I don’t really have anything to say, do I? My day starts at 5:30 am, often with a brick hardon. I have an alarm set to go off at 6 am, which is when I used to ake up. Getting up before 6 am gives me a chance to disable the alarm for the day. This always feels like a little victory to get my day going. If I beat the 6am alarm I win. When I sleep straight through to 6 am and wake to the sound of that annoying alarm I feel the day has started with a loss. I watch pornography while brushing my teeth and making coffee. I sit down in the shower and consume anxiety and blood pressure meds, the coffee, and I masturbate to the porn before turning the shower on me. Wash it all away. I also pee in the shower, if need be. I read someone warning the world not to do that because it will make you susceptible to a condition where you have to pee any time you are near running water. I am skeptical of that but I have known people who say they have that condition, where being near a small waterfall and hearing the sound of the tinkling water makes them need to pee. I do not shit in the shower but since a few years ago I blast water up my asshole to rid it of whatever little chunks of whatever end up there.
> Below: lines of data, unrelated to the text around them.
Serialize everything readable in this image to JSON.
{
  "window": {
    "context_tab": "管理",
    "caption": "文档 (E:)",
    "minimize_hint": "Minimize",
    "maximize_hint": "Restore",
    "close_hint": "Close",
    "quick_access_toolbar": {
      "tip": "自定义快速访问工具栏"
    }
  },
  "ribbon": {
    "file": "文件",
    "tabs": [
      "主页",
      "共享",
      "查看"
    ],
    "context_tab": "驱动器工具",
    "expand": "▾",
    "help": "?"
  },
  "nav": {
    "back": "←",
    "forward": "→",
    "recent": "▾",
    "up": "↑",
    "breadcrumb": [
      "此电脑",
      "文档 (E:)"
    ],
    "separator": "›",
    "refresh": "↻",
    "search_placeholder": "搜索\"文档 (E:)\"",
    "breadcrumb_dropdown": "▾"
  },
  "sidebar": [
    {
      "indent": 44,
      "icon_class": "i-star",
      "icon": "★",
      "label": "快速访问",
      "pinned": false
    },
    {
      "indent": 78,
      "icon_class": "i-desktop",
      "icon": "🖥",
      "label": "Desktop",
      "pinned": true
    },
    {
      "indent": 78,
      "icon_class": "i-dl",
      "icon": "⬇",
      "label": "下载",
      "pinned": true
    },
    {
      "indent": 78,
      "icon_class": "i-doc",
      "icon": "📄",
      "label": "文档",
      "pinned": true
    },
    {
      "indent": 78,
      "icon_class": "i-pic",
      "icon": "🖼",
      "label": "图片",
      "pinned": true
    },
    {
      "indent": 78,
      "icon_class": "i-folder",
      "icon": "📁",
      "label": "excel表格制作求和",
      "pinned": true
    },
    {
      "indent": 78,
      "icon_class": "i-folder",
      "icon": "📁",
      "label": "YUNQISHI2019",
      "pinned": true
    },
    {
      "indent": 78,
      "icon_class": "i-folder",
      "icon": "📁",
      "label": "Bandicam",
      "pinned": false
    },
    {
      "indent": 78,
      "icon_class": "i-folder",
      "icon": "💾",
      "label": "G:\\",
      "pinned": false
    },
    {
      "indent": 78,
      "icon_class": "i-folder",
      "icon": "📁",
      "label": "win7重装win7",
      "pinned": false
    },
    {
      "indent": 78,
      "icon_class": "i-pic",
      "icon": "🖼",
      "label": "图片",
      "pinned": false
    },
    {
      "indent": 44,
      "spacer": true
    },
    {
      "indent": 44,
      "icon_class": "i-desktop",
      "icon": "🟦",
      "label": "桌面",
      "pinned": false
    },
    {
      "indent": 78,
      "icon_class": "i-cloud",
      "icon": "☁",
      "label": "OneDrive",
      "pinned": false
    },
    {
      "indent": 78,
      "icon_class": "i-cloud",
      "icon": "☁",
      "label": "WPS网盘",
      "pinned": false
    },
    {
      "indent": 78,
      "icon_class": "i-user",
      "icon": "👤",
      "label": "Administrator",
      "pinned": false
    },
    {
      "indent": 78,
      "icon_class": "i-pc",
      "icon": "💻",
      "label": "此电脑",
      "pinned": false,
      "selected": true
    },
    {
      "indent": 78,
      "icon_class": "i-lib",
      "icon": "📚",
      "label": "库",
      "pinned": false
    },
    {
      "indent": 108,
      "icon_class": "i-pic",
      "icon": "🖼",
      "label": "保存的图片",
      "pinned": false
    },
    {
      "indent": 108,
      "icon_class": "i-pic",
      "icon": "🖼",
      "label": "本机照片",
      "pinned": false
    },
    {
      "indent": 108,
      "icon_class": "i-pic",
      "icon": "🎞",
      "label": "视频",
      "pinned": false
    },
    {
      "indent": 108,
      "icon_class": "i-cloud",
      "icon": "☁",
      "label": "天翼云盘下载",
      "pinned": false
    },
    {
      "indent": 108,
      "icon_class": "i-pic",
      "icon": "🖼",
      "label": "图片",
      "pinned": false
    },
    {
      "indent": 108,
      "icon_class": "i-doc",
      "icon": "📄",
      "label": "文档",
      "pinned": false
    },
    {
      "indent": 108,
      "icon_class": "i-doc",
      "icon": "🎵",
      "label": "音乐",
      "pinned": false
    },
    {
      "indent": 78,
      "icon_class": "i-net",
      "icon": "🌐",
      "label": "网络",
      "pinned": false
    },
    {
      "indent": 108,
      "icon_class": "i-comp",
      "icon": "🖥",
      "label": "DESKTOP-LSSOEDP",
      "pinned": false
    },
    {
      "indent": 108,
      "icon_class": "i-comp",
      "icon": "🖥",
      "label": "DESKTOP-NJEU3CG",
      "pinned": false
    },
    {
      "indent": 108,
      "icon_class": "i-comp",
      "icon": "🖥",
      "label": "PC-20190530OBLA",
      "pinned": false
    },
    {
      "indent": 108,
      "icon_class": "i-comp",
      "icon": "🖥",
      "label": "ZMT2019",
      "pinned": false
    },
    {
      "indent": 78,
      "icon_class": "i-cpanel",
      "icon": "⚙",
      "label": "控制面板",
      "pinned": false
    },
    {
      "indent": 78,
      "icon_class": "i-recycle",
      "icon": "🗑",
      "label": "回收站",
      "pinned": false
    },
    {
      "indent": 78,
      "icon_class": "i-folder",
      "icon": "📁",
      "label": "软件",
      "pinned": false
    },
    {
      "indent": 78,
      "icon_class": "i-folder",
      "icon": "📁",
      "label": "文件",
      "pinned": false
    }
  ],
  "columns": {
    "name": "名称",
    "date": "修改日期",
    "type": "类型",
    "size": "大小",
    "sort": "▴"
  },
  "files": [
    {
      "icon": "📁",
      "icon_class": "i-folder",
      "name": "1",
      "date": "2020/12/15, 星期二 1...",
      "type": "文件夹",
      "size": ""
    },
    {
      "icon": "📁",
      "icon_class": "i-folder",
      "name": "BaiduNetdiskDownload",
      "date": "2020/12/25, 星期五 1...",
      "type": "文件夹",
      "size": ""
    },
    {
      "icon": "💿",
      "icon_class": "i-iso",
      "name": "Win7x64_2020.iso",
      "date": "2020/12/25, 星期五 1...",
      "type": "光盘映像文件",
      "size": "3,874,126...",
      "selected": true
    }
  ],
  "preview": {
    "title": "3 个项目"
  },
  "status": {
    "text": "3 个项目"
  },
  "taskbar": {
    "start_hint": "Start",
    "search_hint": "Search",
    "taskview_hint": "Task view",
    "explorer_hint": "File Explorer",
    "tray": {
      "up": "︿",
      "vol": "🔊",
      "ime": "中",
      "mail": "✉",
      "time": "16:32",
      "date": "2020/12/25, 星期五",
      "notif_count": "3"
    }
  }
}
I read about this online somewhere, in a discussion about bidets. Many people took what I felt was a perfectly logical alternative of daily blasting the muck out of their butthole. I can say, honestly, that it changed my life. Sitting felt different in ways I’d probably rather not explore in too much detail. It is highly recommended, though, if you don’t do it now. It takes 10-15 seconds. I honestly hated it at first, the blunt sensation of that particular body part suddenly getting attention, and the awkwardness. But I ignore that now. It is simply part of the ritual.

I guess everyone will be at the beach this weekend. Summer is ending but I want to make a try for exploring some of the Staten Island Greenbelt. It looks massive but if I plan ahead (I almost never do) it could be manageable. Getting there would be 2 subways, the ferry, the SIR ( wish they called it the “STIR”), and probably another bus. The ferry makes me seasick now, unlike earlier times.

I don’t know if I will make it there tomorrow. Weather looks perfect, though. But tomorrow, with the holiday weekend, would probably mean bigger crowds than usual. So I don’t know. Decisions decisions. What does a free person do with his free times?

A lot of people who work here are from Staten Island. The proximity to the ferry would help explain some of that. It’s an easy commute to Lower Manhattan. I am thinking of moving. I liked the feeling of Forest Hills last week. But Staten Island is actually interesting to me as well. I want to live in an enormous building with hundreds of units. Forest Hills has those, I suppose Staten Island does as well. I first felt an attraction to very large buildings when visiting Coop City that one time. I may have been there twice.